With changing face of commerce, government and population, the city’s infrastructure has developed a very unique architecture.
Every neighbourhood and commercial district has a very interesting story. But I doubt if there is any with more colourful and painful history than Lower Parel. I must admit my knowledge is limited to Internet. Also I am a little more interested in the story because I worked there for about 5 years. Back then, I cribbed about the travel woes and garbage dumps on the streets. But the story of Lower Parel still intrigues me.
Apparently, it was a posh area sometime in the 18th century after the official residence of Governor shifted in Lower Parel. It went through a facelift over the next few years and gradually turned more industrial. For larger part of the twentieth century, it was occupied by textile mills. In parallel, emerged a new habitat of factory workers. By 1980s, it had become a buzzing community where everyone lived as a tribe… an enlarged family with their own inside stories of love and brawls. Their festivals and celebrations were public. The streets were narrow, flanked by small community buildings with one-room houses. Their life revolved around the community. The infrastructure from houses to shops to streets developed around a community life.

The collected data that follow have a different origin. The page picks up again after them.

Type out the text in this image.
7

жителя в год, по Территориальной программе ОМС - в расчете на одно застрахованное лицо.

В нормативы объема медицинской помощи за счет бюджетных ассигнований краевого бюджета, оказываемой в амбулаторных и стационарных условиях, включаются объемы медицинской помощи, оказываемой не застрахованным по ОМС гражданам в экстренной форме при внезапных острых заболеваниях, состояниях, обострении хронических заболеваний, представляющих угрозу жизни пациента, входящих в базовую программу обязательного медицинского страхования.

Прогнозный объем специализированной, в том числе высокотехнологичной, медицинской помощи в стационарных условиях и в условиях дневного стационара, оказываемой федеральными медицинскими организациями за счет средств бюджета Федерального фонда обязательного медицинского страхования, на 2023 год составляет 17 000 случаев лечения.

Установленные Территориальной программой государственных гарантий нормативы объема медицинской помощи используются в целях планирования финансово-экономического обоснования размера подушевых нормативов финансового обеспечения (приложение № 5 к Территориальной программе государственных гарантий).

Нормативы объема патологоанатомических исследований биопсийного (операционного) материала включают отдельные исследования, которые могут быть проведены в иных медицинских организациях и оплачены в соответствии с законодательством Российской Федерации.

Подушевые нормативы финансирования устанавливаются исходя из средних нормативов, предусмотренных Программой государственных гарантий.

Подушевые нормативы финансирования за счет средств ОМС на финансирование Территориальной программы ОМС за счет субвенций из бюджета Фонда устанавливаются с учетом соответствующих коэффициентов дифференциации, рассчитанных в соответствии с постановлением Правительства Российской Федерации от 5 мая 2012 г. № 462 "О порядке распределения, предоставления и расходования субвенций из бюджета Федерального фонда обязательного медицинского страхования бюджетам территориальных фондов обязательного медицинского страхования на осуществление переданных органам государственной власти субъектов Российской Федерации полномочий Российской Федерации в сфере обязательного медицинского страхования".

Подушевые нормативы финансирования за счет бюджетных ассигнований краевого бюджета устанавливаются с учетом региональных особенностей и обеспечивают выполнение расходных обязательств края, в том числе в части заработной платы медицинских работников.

And then one day, everything changed. The workers went on strike in 1982 and mills had to stop operations. After the strike lasting almost two years, community fell apart. Cotton mills shifted out of Mumbai, workers went out of job and the factory premises were abandoned.

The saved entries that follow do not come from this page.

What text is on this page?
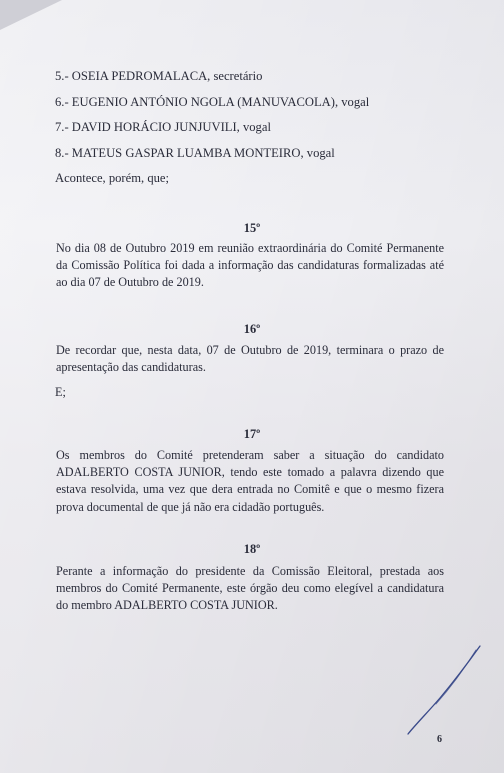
5.- OSEIA PEDROMALACA, secretário
6.- EUGENIO ANTÓNIO NGOLA (MANUVACOLA), vogal
7.- DAVID HORÁCIO JUNJUVILI, vogal
8.- MATEUS GASPAR LUAMBA MONTEIRO, vogal
Acontece, porém, que;
15º
No dia 08 de Outubro 2019 em reunião extraordinária do Comité Permanente da Comissão Política foi dada a informação das candidaturas formalizadas até ao dia 07 de Outubro de 2019.
16º
De recordar que, nesta data, 07 de Outubro de 2019, terminara o prazo de apresentação das candidaturas.
E;
17º
Os membros do Comité pretenderam saber a situação do candidato ADALBERTO COSTA JUNIOR, tendo este tomado a palavra dizendo que estava resolvida, uma vez que dera entrada no Comitê e que o mesmo fizera prova documental de que já não era cidadão português.
18º
Perante a informação do presidente da Comissão Eleitoral, prestada aos membros do Comité Permanente, este órgão deu como elegível a candidatura do membro ADALBERTO COSTA JUNIOR.
6
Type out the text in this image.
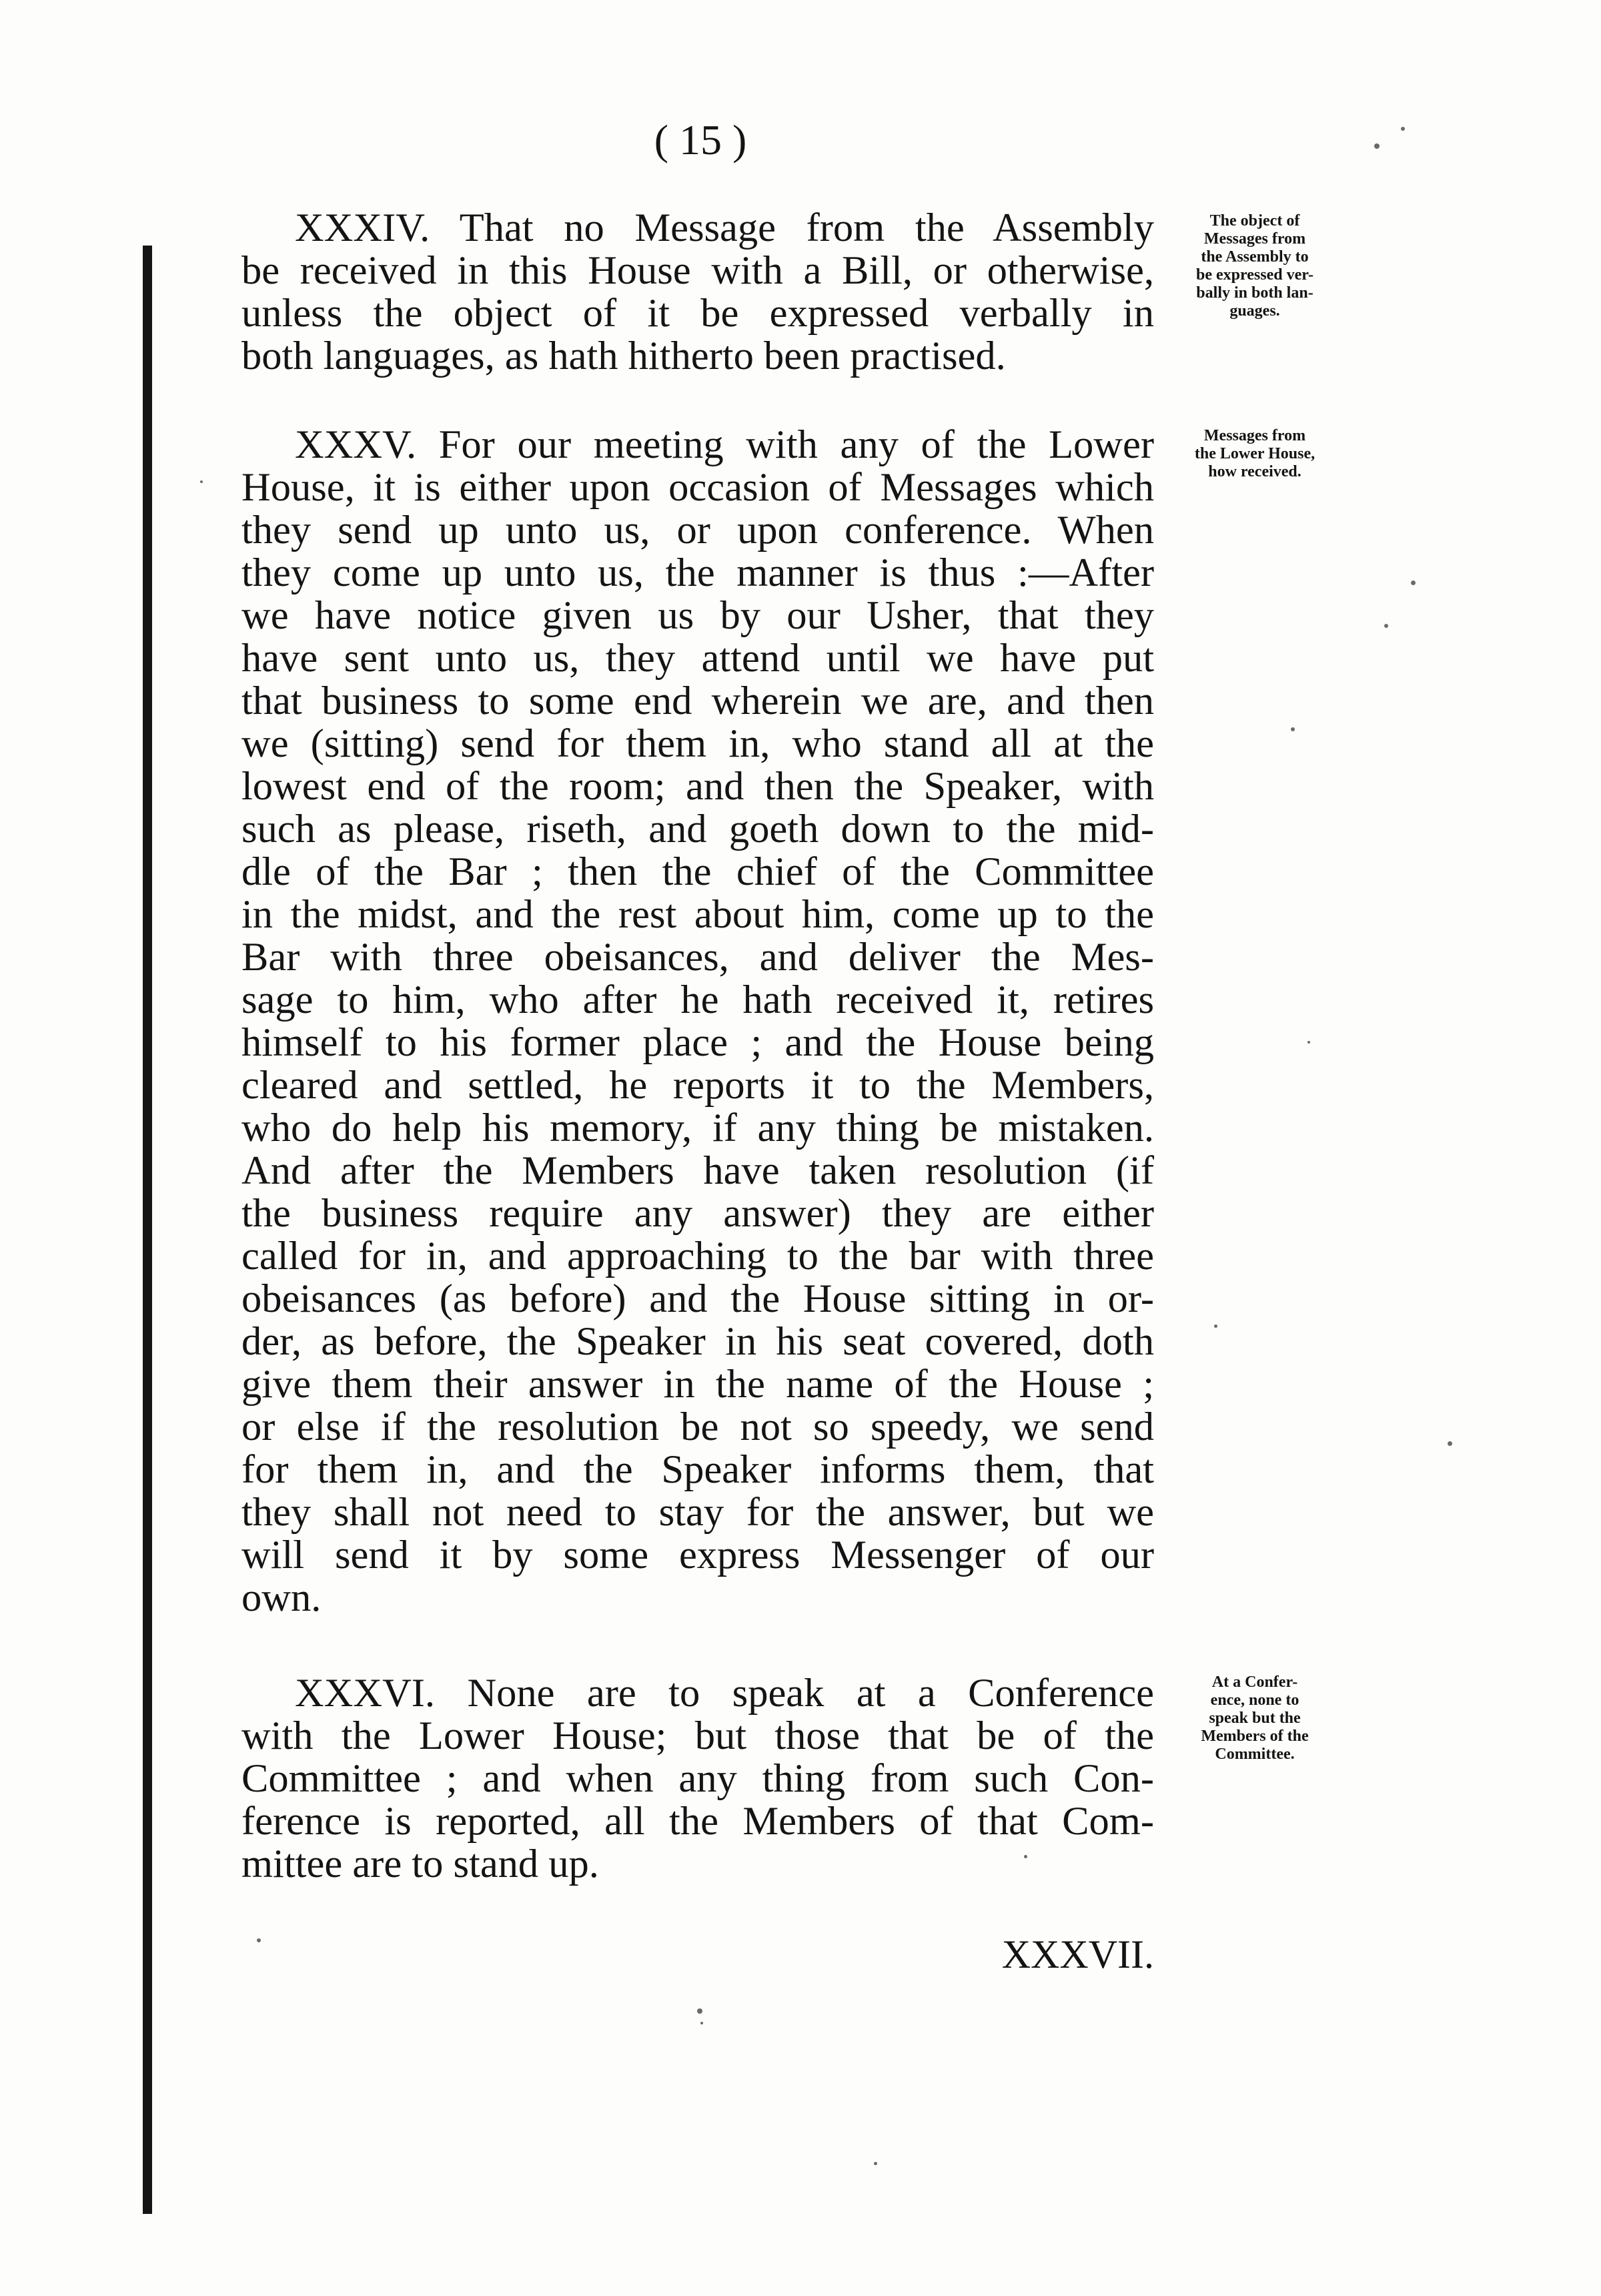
( 15 )
XXXIV. That no Message from the Assembly
be received in this House with a Bill, or otherwise,
unless the object of it be expressed verbally in
both languages, as hath hitherto been practised.
The object of
Messages from
the Assembly to
be expressed ver-
bally in both lan-
guages.
XXXV. For our meeting with any of the Lower
House, it is either upon occasion of Messages which
they send up unto us, or upon conference. When
they come up unto us, the manner is thus :—After
we have notice given us by our Usher, that they
have sent unto us, they attend until we have put
that business to some end wherein we are, and then
we (sitting) send for them in, who stand all at the
lowest end of the room; and then the Speaker, with
such as please, riseth, and goeth down to the mid-
dle of the Bar ; then the chief of the Committee
in the midst, and the rest about him, come up to the
Bar with three obeisances, and deliver the Mes-
sage to him, who after he hath received it, retires
himself to his former place ; and the House being
cleared and settled, he reports it to the Members,
who do help his memory, if any thing be mistaken.
And after the Members have taken resolution (if
the business require any answer) they are either
called for in, and approaching to the bar with three
obeisances (as before) and the House sitting in or-
der, as before, the Speaker in his seat covered, doth
give them their answer in the name of the House ;
or else if the resolution be not so speedy, we send
for them in, and the Speaker informs them, that
they shall not need to stay for the answer, but we
will send it by some express Messenger of our
own.
Messages from
the Lower House,
how received.
XXXVI. None are to speak at a Conference
with the Lower House; but those that be of the
Committee ; and when any thing from such Con-
ference is reported, all the Members of that Com-
mittee are to stand up.
At a Confer-
ence, none to
speak but the
Members of the
Committee.
XXXVII.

Today Lower Parel tells a different story. The old mills were taken up by new age offices bringing in glass and steel. Builders made high-rise residential towers for the new white-collar employees of global conglomerates, financial companies and media houses operating out of there. Streets and footpaths were taken by new slum dwellers. Some old mills were turned into fancy clubs and fine dine restaurants bringing in a very unique character to the party outlets not to be found in other planned urban settlements. One of the mill compounds was converted into a shopping mall, aptly named Phoenix Mills.
The streets are still narrow. Some chawls, old buildings with one-room houses, still exist. The entry to a few office complexes is through eerily abandoned mill compounds. New expensive residential apartments stand over small clearings near the slums.
The juxtaposition of new, old and refurbished in Lower Parel feels like a sore to the eye and baffles the confounded mind. This place has seen grandiose, flourishing jobs, happy communities, hunger, violence and dawn of a new world. It’s also a reminder of unplanned urban development in an ancient city of traders.
In this urban jungle with its complicated history of human colonization, I found a forgotten citizen living in oblivion… a tree trying to find a little space of its own. It makes its presence felt vehemently with the roots spreading all over the wall in what appears to be a desperate attempt to live.
On my way back from office a few months back, my colleague’s driver pointed out, ‘doesn’t this look like veins in a human body?!’ Beautiful.